Acho que sem o Feminismo, sobretudo sem o reconhecimento e o apoio de outras mulheres, eu talvez não tivesse me tornado escritora, porque eu não teria rompido as barreiras que a falta de representatividade, o machismo e o racismo criaram. Quando você para pra pensar na gravidade disso, em como a misoginia e o racismo podem podar seus talentos e sonhos, você percebe o quanto esse quadro é grave.

Por que você, uma escritora jovem e urbana que também escreve em formato de cordel, escolheu escrever a obra As lendas de Dandara em prosa? Como são essas duas experiências pra você: a prosa e o cordel?

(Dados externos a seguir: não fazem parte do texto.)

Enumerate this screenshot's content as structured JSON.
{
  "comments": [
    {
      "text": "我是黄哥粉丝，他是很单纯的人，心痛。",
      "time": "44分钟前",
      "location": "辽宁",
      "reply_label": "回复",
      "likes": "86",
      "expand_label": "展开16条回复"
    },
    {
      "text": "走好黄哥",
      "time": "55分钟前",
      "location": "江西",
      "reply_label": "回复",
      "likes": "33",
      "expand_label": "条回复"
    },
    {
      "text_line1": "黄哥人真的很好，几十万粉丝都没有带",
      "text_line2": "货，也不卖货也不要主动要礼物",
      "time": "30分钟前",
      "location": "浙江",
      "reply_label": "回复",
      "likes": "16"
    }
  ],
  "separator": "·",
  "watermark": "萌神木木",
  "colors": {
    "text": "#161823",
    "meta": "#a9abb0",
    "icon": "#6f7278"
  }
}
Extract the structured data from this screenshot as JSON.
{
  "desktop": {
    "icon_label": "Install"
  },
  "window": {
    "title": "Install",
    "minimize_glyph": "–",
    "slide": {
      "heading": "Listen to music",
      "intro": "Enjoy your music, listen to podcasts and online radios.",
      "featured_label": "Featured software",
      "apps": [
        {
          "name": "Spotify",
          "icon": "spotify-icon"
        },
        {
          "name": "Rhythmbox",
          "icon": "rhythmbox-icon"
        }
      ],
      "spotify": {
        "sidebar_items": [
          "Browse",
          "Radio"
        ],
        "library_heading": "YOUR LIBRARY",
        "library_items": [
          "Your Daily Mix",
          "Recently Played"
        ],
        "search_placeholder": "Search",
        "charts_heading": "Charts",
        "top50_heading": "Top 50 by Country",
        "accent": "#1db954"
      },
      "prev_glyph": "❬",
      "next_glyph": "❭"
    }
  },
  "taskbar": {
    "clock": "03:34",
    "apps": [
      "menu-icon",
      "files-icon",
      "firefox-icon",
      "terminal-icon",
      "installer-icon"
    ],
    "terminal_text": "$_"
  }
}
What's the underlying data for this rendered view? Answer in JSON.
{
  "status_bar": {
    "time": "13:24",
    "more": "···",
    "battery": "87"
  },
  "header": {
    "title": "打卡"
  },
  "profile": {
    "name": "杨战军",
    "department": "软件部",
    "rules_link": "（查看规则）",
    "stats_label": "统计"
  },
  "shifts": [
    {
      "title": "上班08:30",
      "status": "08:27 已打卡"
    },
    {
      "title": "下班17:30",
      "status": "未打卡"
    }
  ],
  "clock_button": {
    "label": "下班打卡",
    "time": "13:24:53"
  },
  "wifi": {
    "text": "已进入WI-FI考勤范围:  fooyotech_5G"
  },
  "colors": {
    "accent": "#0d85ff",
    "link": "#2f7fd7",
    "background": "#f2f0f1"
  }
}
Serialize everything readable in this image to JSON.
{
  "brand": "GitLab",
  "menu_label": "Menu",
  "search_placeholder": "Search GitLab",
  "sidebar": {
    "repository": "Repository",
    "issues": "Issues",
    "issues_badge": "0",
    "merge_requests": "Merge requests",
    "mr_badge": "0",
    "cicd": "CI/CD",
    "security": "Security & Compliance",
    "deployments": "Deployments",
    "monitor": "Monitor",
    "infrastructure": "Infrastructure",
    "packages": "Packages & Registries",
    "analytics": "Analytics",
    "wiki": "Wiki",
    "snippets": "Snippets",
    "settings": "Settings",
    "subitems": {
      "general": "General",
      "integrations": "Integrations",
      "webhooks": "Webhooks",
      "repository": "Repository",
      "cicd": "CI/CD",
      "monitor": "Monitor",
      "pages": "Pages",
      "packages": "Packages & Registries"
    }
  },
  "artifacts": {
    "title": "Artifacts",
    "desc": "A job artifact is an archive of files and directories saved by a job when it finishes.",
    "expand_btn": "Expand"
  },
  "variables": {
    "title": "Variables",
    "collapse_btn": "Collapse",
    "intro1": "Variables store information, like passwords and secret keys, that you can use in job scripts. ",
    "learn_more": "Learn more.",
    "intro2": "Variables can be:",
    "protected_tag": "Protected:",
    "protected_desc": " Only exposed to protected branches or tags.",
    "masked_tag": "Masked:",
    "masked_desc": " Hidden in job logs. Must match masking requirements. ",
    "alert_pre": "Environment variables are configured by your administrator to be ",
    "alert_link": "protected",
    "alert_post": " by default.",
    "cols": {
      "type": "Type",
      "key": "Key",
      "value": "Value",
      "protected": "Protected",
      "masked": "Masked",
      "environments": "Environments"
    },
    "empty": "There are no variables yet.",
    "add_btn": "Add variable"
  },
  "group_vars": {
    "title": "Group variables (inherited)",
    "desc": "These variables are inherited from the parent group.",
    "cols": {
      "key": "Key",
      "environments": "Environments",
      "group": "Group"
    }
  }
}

Eu decidi começar a escrever cordel porque meu pai e meu avô são cordelistas, então eu cresci nutrindo uma relação muito íntima com a Literatura de Cordel e com a cultura popular nordestina. Apesar de hoje eu morar em São Paulo, sou do interior do Ceará, de uma região chamada Cariri, e sempre valorizei muito a cultura do meu povo, nossa arte e nossa oralidade. O cordel também é minha grande paixão porque é uma literatura acessível, barata, que as pessoas podem compreender e repassar com muita facilidade. Isso foi fundamental para que eu decidisse escrever cordel abordando temáticas raciais, de gênero, LGBT, enfim. Pensei em romper paradigmas e preconceitos ao mesmo tempo que valorizo uma tradição popular tão importante.

Já sobre o livro As lendas de Dandara, que é escrito em prosa, o processo foi bem diferente. Escrever um livro inteiro, uma história inteirinha, e não ter o recurso do cordel, das estrofes e rimas, foi mesmo um desafio. Mas eu tinha essa necessidade visceral de publicar minha ideia sobre Dandara dos Palmares, de propagar sua memória e de contar as ações heroicas e lendárias que eu imaginava que Dandara tinha realizado em sua vida. E desde que tive a ideia da história, pensei em publicá-la como prosa, porque assim eu conseguiria explorar muitos elementos dos personagens e do contexto em que se passa a narração. Publicar um livro em prosa também foi uma superação pra mim, mais uma forma de romper com a dificuldade que é ser uma escritora negra; foi uma ação de afirmação e celebração da produção literária feminina e negra. Eu espero que o meu exemplo sirva de encorajamento para outras mulheres que escrevem.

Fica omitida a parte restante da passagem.